The Lost Village by Camilla Sten is a new disturbing thriller. The Lost Village is a story about a remote village where everyone suddenly went missing.
Alice has been following the story of the village her whole life. Her grandmother was a direct descendent of the villagers who vanished in 1959. The only known survivor was a baby, who was anonymously adopted into the system. Hung on a pole, a woman had been stoned to death, and she was not found until weeks later. As an adult and a documentary filmmaker, Alice decides that this is the way she’ll break into the filmmaking scene. She gathers a group of people, including her ex-best friend and the only survivor’s granddaughter, and they arrive at the village.

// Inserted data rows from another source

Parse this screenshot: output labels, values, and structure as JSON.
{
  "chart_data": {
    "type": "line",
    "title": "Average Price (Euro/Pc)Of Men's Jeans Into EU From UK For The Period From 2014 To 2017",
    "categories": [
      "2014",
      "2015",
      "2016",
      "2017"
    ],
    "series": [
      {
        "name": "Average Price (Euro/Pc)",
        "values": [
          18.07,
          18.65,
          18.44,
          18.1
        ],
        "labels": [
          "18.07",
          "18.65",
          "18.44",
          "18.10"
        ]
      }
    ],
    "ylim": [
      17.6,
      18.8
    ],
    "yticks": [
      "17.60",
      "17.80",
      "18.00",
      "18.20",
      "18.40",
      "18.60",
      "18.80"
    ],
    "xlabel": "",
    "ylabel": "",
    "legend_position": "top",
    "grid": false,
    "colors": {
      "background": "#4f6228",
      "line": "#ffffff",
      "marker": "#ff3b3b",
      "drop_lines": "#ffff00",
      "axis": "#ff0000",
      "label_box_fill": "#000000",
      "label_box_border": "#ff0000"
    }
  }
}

“Seven years have passed since then, almost a quarter of my life. And all this time, she’s been like a half-healed wound, a scape I can never quite seem to stop myself from scratching.”

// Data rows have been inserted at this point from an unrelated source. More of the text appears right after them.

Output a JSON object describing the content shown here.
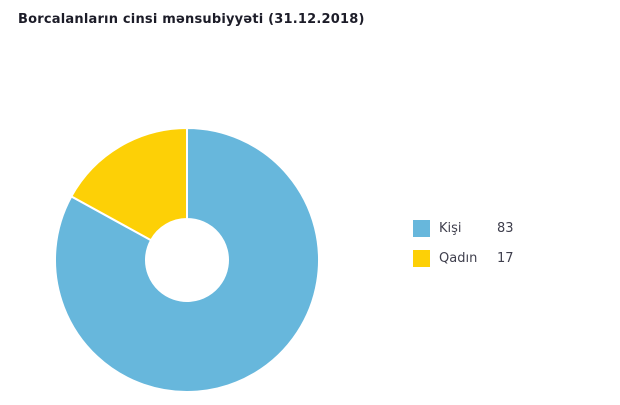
{
  "page": {
    "background": "#ffffff"
  },
  "header": {
    "title": "Borcalanların cinsi mənsubiyyəti (31.12.2018)"
  },
  "chart_data": {
    "type": "pie",
    "subtype": "donut",
    "title": "Borcalanların cinsi mənsubiyyəti (31.12.2018)",
    "categories": [
      "Kişi",
      "Qadın"
    ],
    "values": [
      83,
      17
    ],
    "colors": [
      "#67b7dc",
      "#fdd006"
    ],
    "slice_border_color": "#ffffff",
    "slice_border_width": 2,
    "start_angle_deg": 0,
    "direction": "clockwise",
    "inner_radius_ratio": 0.31,
    "legend_position": "right",
    "legend_shows_values": true
  },
  "legend": {
    "items": [
      {
        "label": "Kişi",
        "value": "83",
        "color": "#67b7dc"
      },
      {
        "label": "Qadın",
        "value": "17",
        "color": "#fdd006"
      }
    ]
  }
}
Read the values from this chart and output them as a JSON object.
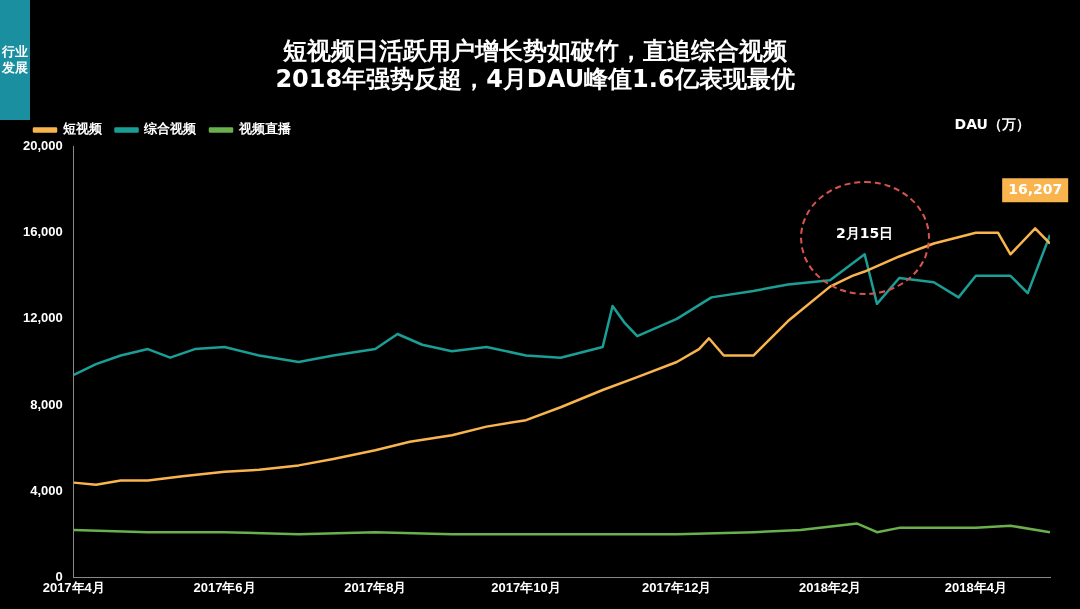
{
  "chart_data": {
    "type": "line",
    "title": "短视频日活跃用户增长势如破竹，直追综合视频",
    "subtitle": "2018年强势反超，4月DAU峰值1.6亿表现最优",
    "ylabel": "DAU（万）",
    "legend": "top left",
    "grid": false,
    "marker": "none",
    "line_style": "solid",
    "xlim": [
      "2017-04-01",
      "2018-05-01"
    ],
    "xticks": [
      {
        "value": "2017-04-01",
        "label": "2017年4月"
      },
      {
        "value": "2017-06-01",
        "label": "2017年6月"
      },
      {
        "value": "2017-08-01",
        "label": "2017年8月"
      },
      {
        "value": "2017-10-01",
        "label": "2017年10月"
      },
      {
        "value": "2017-12-01",
        "label": "2017年12月"
      },
      {
        "value": "2018-02-01",
        "label": "2018年2月"
      },
      {
        "value": "2018-04-01",
        "label": "2018年4月"
      }
    ],
    "ylim": [
      0,
      20000
    ],
    "yticks": [
      0,
      {
        "value": 4000,
        "label": "4,000"
      },
      {
        "value": 8000,
        "label": "8,000"
      },
      {
        "value": 12000,
        "label": "12,000"
      },
      {
        "value": 16000,
        "label": "16,000"
      },
      {
        "value": 20000,
        "label": "20,000"
      }
    ],
    "annotations": [
      "行业发展",
      {
        "text": "2月15日",
        "x": "2018-02-15",
        "y": 15000
      },
      {
        "text": "16,207",
        "x": "2018-04-25",
        "y": 16207
      }
    ],
    "series": [
      {
        "name": "短视频",
        "color": "#f9b44e",
        "x": [
          "2017-04-01",
          "2017-04-10",
          "2017-04-20",
          "2017-05-01",
          "2017-05-15",
          "2017-06-01",
          "2017-06-15",
          "2017-07-01",
          "2017-07-15",
          "2017-08-01",
          "2017-08-15",
          "2017-09-01",
          "2017-09-15",
          "2017-10-01",
          "2017-10-15",
          "2017-11-01",
          "2017-11-15",
          "2017-12-01",
          "2017-12-10",
          "2017-12-14",
          "2017-12-20",
          "2018-01-01",
          "2018-01-15",
          "2018-02-01",
          "2018-02-10",
          "2018-02-15",
          "2018-03-01",
          "2018-03-15",
          "2018-04-01",
          "2018-04-10",
          "2018-04-15",
          "2018-04-25",
          "2018-05-01"
        ],
        "values": [
          4400,
          4300,
          4500,
          4500,
          4700,
          4900,
          5000,
          5200,
          5500,
          5900,
          6300,
          6600,
          7000,
          7300,
          7900,
          8700,
          9300,
          10000,
          10600,
          11100,
          10300,
          10300,
          11900,
          13500,
          14000,
          14200,
          14900,
          15500,
          16000,
          16000,
          15000,
          16207,
          15500
        ]
      },
      {
        "name": "综合视频",
        "color": "#1a9e96",
        "x": [
          "2017-04-01",
          "2017-04-10",
          "2017-04-20",
          "2017-05-01",
          "2017-05-10",
          "2017-05-20",
          "2017-06-01",
          "2017-06-15",
          "2017-07-01",
          "2017-07-15",
          "2017-08-01",
          "2017-08-10",
          "2017-08-20",
          "2017-09-01",
          "2017-09-15",
          "2017-10-01",
          "2017-10-15",
          "2017-11-01",
          "2017-11-05",
          "2017-11-10",
          "2017-11-15",
          "2017-12-01",
          "2017-12-15",
          "2018-01-01",
          "2018-01-15",
          "2018-02-01",
          "2018-02-15",
          "2018-02-20",
          "2018-03-01",
          "2018-03-15",
          "2018-03-25",
          "2018-04-01",
          "2018-04-15",
          "2018-04-22",
          "2018-05-01"
        ],
        "values": [
          9400,
          9900,
          10300,
          10600,
          10200,
          10600,
          10700,
          10300,
          10000,
          10300,
          10600,
          11300,
          10800,
          10500,
          10700,
          10300,
          10200,
          10700,
          12600,
          11800,
          11200,
          12000,
          13000,
          13300,
          13600,
          13800,
          15000,
          12700,
          13900,
          13700,
          13000,
          14000,
          14000,
          13200,
          15900
        ]
      },
      {
        "name": "视频直播",
        "color": "#6ab04c",
        "x": [
          "2017-04-01",
          "2017-05-01",
          "2017-06-01",
          "2017-07-01",
          "2017-08-01",
          "2017-09-01",
          "2017-10-01",
          "2017-11-01",
          "2017-12-01",
          "2018-01-01",
          "2018-01-20",
          "2018-02-12",
          "2018-02-20",
          "2018-03-01",
          "2018-04-01",
          "2018-04-15",
          "2018-05-01"
        ],
        "values": [
          2200,
          2100,
          2100,
          2000,
          2100,
          2000,
          2000,
          2000,
          2000,
          2100,
          2200,
          2500,
          2100,
          2300,
          2300,
          2400,
          2100
        ]
      }
    ]
  }
}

Things start to get strange and upsetting, and no one knows who to trust. Are they really seeing things, or are old wounds being brought up? Completely cut off from the rest of the world, it’s hard to tell what’s true or not. This book attempts to be a Blair Witch Project meets Midsommar trailer, and it does an excellent job of it.

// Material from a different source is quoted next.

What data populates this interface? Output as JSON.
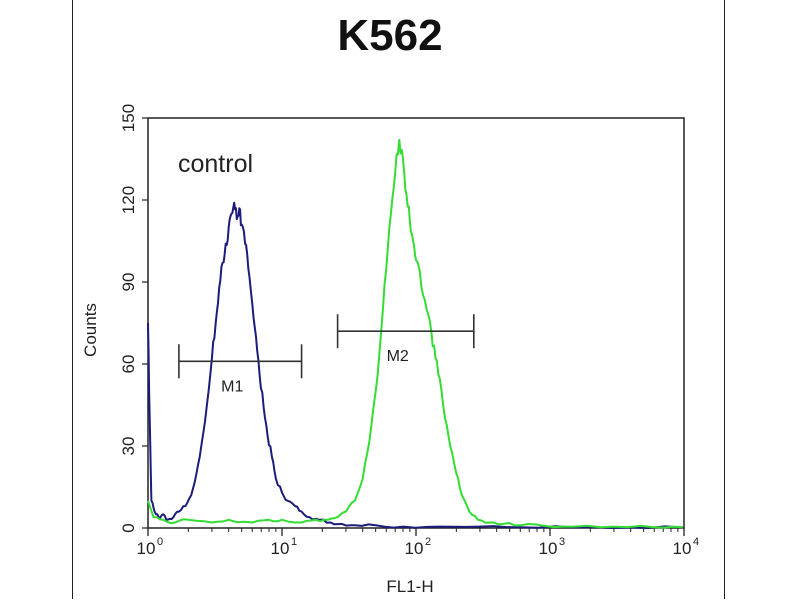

I read this book as part of my ClearUrShit readathon. This was specifically for the Scary Book prompt in week two. If you guys followed along any with me, you’d have seen some of my updates about this on both youtube and Twitter!
Sten does a fantastic job of building you up in suspense in this book. It was a slow start, but this was to get all the groundwork going. As we learn about our characters and their histories, you start to question everyone’s motives for working on this project. You also learn more about the village, and the church, finding that this was a cult gone wrong. With all the groundwork in place, their sanity starts to slip. This process really makes you unsure what’s going on and who is at fault.
“We’re not alone here.”
The ending answered all my questions, which is all I ask for a lot of the time. It was wrapped up without being predictable. That’s a challenging task in a book like this, and I think Sten did terrifically. The slow intro is completely worth working through for the rest of the book. There was a moment of conflict between Max and Alice that, I personally, found utterly unnecessary. However, I can’t go into that further without spoiling the book. Maybe you’ll just have to read the book and let me know if you feel the same way!
Thank you to Netgalley for a copy of this book in exchange for an honest review.